When most people think of therapy, they picture someone sunk into a comfortable couch, within reach of a Kleenex box, talking through problems while their therapist takes notes. This is what most therapy looks like, and it can be very helpful. Having a productive relationship with a good therapist — someone who’s experienced, empathetic, and knowledgeable — can work wonders for overall mental health. Specific therapeutic disciplines, like cognitive behavioral therapy (CBT) and dialectical behavior therapy (DBT), can be especially effective for mood disorders, anxiety-based disorders, and other conditions.
Because most therapy works in this way, most people start here. And it’s important to know that doing any kind of therapy is a great step. But some forms can actually worsen OCD symptoms by making thoughts seem more important and providing reassurance. ERP is specifically designed for OCD and related disorders, and works directly on compulsions — the part of OCD that you can control.
ERP is most effective when the therapist conducting the treatment has experience with OCD and training in ERP. At NOCD, all therapists specialize in OCD and receive ERP-specific training. Schedule a free call today and speak with the NOCD clinical team to learn more about how a licensed therapist can help.

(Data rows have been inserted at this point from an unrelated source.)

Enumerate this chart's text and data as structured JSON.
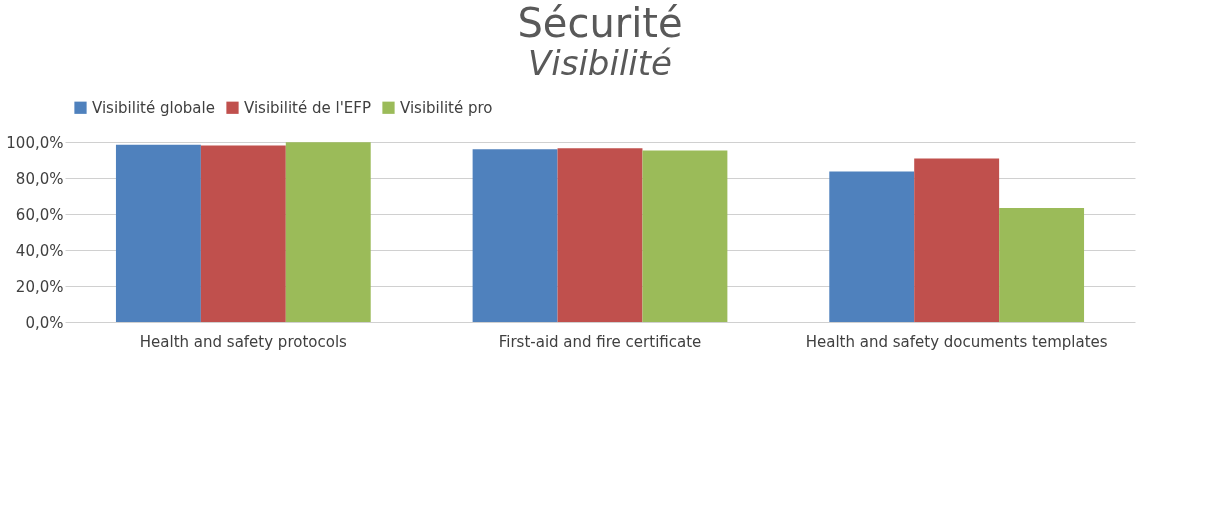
{
  "chart_data": {
    "type": "bar",
    "title": "Sécurité",
    "subtitle": "Visibilité",
    "categories": [
      "Health and safety protocols",
      "First-aid and fire certificate",
      "Health and safety documents templates"
    ],
    "series": [
      {
        "name": "Visibilité globale",
        "color": "#4f81bd",
        "values": [
          98.5,
          96.0,
          83.6
        ]
      },
      {
        "name": "Visibilité de l'EFP",
        "color": "#c0504d",
        "values": [
          98.0,
          96.5,
          90.8
        ]
      },
      {
        "name": "Visibilité pro",
        "color": "#9bbb59",
        "values": [
          99.8,
          95.3,
          63.3
        ]
      }
    ],
    "ylim": [
      0,
      100
    ],
    "yticks": [
      {
        "value": 0,
        "label": "0,0%"
      },
      {
        "value": 20,
        "label": "20,0%"
      },
      {
        "value": 40,
        "label": "40,0%"
      },
      {
        "value": 60,
        "label": "60,0%"
      },
      {
        "value": 80,
        "label": "80,0%"
      },
      {
        "value": 100,
        "label": "100,0%"
      }
    ],
    "grid": "y",
    "legend": "top"
  }
}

As a NOCD team member put it: “There’s no denying the comfort I felt at having a compassionate, attentive listener each week. And I did gain a lot from working with my first therapist — we came up with plans for me to start exercising and sleeping more, talked through my family and relationship difficulties, and got me back on track. But after a year I realized the OCD part of my mental health wasn’t getting better, and asked for a referral to an OCD specialist. This made a huge difference.”